Le train-train

S’il part, il se sent mieux. Alors, il prend le RER. Il choisit toujours les étages du bas. Il y est plus en sécurité, ça lui donne l’impression qu’il est sous contrôle.

Il ne sait pas vraiment où aller, mais son train l’emmène vers l’ouest de la banlieue parisienne. Alors qu’il jette ses yeux sur les poteaux électriques du réseau ferroviaire puis sur les affiches publicitaires, il se perd lentement dans ses rêveries.

Il entend soudain un bruit dans la rame. Une voix faible clame : “Jannah, l’enfer, Jannah, l’enfer” à tue-tête en direction des passagers, les deux index pointés vers les sièges, avec un sourire jovial. À mesure que la voix se rapproche, il commence à apercevoir l’origine de celle-ci.

L’homme a les cheveux longs et bouclés, qui flottent à chaque élucubration. Il regarde les passagers dans les yeux, attend une réaction. “Jannah, l’enfer”. Pourquoi le premier mot en arabe, et le second en français ? Pourquoi pas “Paradis, Jahannam” ? Il ne lui pose pas la question.

Le RER, c’est un rendez-vous, on vous invite à y côtoyer des récipients bien souvent lambdas (la catégorie à laquelle appartenait le protagoniste), d’autres tristes et miséreux, et d’autres simplement d’un autre monde.

Il repense alors à cette femme noire qu’il avait croisée il y a quelques semaines, qui appartenait au dernier type de passagers. Elle se lançait d’une trame à l’autre, marchant lentement, chantait « Sur le chemin de l’école, je danse la farandole”, en regardant droit devant elle, fière et demeurée. Les usagers du train-train la connaissaient : “C’est pas la première fois qu’elle nous fait le coup !”.

Sans s’en rendre compte, notre protagoniste est dans la ligne L, il contemple Paris depuis les hauteurs de Saint-Cloud, ça lui change de l’est parisien, où les usines ont laissé place à pléthore de logements sociaux, mal entretenus. En temps normal, il s’en foutrait, mais ça le marque en cet instant, il veut changer d’air.
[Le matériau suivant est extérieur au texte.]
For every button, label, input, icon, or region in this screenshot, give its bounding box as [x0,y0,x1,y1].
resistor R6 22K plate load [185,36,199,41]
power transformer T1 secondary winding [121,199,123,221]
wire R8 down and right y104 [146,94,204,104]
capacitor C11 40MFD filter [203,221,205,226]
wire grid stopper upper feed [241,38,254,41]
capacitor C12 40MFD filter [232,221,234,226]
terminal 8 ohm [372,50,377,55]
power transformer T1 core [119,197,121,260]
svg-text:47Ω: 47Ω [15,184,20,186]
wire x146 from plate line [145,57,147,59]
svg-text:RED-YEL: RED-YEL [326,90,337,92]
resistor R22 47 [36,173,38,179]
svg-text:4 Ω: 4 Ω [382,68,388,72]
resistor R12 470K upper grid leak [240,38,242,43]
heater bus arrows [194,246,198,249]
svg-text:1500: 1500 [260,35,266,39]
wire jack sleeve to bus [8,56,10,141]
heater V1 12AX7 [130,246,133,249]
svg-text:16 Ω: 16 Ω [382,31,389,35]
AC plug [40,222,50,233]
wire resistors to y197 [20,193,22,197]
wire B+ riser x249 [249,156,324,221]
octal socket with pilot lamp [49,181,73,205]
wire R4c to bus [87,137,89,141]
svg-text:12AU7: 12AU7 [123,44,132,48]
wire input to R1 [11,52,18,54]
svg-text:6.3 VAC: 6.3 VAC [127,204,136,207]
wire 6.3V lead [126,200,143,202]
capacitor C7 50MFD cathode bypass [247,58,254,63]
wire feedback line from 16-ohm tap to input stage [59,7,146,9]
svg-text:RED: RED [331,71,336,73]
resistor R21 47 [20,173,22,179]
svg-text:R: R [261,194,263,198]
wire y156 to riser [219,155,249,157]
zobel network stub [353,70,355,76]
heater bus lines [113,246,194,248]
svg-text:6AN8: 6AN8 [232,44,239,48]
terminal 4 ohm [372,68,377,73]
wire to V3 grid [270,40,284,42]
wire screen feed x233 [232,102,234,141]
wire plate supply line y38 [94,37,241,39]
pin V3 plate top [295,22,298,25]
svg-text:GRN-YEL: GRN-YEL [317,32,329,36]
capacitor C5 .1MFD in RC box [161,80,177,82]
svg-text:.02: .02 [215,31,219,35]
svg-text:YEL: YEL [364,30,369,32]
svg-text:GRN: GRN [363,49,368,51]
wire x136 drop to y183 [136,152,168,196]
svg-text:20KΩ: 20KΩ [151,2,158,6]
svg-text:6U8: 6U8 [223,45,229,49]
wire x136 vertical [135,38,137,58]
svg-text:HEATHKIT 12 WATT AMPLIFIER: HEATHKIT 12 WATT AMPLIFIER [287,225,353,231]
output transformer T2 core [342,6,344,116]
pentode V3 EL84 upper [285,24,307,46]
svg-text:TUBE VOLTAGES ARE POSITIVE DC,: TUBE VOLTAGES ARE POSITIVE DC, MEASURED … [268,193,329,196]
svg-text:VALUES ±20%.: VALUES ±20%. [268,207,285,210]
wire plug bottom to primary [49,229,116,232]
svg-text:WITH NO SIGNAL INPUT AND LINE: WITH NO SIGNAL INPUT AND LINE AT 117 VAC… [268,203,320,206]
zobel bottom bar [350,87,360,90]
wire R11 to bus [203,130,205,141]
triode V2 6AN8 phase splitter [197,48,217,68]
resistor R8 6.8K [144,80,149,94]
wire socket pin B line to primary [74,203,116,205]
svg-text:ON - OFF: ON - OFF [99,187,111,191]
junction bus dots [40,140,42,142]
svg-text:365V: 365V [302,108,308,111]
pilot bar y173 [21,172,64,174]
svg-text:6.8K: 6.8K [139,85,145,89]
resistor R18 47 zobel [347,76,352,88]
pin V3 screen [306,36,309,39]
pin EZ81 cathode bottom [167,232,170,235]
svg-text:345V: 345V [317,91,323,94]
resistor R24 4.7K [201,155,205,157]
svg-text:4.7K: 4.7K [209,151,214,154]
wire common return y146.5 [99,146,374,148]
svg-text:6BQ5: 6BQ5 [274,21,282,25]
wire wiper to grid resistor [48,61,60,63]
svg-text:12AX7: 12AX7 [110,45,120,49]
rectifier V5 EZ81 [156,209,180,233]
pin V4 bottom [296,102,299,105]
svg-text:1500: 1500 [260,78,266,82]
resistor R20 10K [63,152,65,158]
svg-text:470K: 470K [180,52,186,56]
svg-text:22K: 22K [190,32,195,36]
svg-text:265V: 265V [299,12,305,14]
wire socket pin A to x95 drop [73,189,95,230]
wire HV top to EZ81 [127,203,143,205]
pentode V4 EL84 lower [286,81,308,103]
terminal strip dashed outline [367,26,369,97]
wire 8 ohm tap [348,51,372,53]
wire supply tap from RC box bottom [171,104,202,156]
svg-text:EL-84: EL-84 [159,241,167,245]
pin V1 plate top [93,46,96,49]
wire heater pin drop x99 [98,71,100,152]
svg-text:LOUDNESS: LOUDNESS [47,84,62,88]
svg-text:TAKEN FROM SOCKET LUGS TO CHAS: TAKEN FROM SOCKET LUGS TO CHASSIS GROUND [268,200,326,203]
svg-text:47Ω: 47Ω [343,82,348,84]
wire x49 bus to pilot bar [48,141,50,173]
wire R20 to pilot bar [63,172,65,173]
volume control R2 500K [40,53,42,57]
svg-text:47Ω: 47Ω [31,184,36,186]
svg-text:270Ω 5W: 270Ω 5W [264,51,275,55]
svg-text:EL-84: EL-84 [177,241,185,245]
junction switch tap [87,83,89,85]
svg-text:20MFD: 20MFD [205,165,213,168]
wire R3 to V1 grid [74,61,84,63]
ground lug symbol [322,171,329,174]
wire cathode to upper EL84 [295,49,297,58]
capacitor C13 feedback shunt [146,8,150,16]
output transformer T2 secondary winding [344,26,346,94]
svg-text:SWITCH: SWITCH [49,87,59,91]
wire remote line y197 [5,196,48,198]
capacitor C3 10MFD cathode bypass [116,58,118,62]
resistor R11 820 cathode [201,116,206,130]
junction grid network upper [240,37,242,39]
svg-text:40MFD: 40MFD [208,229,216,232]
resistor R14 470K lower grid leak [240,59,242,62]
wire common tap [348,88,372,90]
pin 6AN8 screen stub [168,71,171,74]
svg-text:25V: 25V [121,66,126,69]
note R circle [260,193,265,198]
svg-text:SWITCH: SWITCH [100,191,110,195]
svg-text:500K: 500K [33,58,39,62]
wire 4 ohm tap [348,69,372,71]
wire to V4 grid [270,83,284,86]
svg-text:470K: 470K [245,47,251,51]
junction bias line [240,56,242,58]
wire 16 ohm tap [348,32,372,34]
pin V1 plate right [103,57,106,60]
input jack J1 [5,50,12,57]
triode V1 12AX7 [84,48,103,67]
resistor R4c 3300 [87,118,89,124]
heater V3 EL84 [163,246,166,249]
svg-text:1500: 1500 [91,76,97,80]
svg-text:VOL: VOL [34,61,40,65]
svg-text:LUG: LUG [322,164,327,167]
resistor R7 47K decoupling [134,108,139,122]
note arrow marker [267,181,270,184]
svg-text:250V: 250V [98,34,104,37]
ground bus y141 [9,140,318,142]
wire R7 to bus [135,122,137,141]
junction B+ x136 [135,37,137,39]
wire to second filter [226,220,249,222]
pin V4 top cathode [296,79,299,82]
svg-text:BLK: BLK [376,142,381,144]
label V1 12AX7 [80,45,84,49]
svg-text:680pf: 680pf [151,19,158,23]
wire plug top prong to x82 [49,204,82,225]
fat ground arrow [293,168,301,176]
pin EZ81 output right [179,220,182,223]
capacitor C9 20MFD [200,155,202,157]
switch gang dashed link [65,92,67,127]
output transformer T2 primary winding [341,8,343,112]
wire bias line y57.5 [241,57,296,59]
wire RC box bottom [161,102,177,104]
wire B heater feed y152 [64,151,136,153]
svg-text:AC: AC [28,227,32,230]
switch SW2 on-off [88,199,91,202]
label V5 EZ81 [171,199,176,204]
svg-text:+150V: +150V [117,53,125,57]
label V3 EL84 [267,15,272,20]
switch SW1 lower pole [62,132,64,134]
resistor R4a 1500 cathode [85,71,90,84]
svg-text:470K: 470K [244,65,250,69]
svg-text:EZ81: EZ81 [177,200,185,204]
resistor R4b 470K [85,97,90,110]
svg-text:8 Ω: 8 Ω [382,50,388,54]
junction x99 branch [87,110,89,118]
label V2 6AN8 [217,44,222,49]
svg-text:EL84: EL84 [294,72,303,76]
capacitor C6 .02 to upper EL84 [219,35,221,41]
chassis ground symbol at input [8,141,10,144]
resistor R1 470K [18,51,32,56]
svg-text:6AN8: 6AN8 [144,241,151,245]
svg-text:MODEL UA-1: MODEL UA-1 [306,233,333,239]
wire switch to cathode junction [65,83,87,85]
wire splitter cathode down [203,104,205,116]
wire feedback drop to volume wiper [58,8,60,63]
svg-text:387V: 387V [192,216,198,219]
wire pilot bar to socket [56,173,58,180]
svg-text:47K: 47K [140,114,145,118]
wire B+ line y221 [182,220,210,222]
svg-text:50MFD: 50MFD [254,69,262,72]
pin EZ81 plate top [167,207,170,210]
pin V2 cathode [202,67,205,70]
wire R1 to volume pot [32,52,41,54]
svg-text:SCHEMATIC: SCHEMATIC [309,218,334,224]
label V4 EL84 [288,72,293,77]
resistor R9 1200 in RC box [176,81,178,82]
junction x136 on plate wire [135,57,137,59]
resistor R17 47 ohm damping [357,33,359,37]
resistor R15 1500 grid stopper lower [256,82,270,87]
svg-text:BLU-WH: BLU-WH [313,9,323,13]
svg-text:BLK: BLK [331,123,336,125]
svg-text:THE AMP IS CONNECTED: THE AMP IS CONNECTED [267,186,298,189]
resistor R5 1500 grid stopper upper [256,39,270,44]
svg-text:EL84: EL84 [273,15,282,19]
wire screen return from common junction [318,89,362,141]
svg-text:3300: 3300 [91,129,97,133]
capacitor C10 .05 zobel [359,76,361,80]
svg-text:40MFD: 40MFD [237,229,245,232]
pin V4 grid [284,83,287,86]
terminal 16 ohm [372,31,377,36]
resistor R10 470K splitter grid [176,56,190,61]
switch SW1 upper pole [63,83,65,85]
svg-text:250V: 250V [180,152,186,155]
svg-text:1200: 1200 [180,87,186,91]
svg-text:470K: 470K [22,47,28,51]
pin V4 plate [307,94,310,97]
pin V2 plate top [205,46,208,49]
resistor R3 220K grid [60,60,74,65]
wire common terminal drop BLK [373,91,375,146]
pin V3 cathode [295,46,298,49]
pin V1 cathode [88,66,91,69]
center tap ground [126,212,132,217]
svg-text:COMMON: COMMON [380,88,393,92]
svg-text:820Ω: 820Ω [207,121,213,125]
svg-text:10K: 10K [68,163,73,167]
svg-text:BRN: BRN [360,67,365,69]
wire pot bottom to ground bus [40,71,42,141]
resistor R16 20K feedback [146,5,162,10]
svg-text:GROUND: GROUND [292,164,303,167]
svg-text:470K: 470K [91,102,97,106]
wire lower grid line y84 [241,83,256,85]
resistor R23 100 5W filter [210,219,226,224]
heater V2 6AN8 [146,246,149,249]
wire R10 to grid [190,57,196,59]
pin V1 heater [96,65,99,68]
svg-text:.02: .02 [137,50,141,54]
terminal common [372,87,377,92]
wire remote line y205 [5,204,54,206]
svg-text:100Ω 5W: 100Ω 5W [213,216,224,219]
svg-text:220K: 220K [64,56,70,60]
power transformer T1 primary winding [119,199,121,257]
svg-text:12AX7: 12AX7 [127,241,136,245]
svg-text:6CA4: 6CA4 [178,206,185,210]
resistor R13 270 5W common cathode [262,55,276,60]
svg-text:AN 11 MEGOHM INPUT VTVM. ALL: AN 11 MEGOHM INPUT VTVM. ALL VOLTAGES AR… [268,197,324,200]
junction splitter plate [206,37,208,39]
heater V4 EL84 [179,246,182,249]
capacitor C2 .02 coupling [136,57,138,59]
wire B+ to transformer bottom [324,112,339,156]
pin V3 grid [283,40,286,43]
Il s’apprête à sortir du train, quand il est abordé par un jeune homme : “Bonchour, vous pouvez changer une pièce de 20 centimes ?”. Normalement, celui-ci, il le croise sur le quai du RER E, à Gagny, il l’aurait suivi jusqu’ici ? En tous cas, comme à son habitude, l’homme ne lui laisse pas répondre à la question, et s’en va demander au prochain type : “Bonchour, vous pouvez changer une pièce de 20 centimes ?”.
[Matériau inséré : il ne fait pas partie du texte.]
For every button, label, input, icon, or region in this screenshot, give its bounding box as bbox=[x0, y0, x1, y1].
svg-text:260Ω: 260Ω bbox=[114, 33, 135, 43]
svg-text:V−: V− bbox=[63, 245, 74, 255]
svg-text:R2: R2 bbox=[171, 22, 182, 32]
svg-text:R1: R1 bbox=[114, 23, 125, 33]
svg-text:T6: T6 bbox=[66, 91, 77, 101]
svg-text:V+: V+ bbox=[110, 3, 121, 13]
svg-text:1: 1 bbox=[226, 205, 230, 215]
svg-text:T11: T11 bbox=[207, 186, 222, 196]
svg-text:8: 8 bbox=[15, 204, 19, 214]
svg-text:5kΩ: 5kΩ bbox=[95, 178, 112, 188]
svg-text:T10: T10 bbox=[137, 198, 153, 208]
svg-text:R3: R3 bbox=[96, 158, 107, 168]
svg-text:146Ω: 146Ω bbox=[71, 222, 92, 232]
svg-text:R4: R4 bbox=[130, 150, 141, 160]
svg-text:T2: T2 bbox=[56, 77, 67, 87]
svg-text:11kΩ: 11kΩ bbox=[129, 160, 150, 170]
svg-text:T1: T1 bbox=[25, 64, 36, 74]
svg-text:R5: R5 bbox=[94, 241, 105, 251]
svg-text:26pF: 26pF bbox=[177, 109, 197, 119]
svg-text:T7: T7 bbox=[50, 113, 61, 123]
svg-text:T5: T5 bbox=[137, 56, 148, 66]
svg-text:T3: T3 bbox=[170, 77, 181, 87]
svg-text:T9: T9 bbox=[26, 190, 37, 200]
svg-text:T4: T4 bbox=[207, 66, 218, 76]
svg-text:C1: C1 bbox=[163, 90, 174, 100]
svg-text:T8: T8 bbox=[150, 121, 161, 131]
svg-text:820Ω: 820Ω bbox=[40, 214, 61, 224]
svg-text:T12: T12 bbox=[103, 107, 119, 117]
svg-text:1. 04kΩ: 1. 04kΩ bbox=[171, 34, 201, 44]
“Pourquoi certains humains avaient besoin de répéter des rituels comme des disques rayés ?” pensait-il. L’envie de tout contrôler était ancrée en lui, donc malgré tout, il comprenait l’idée, mais pas avec une telle intensité. Ça le faisait chavirer parfois, il se demandait si ça lui arriverait, un jour, de s’enrayer. Il prit le chemin du retour.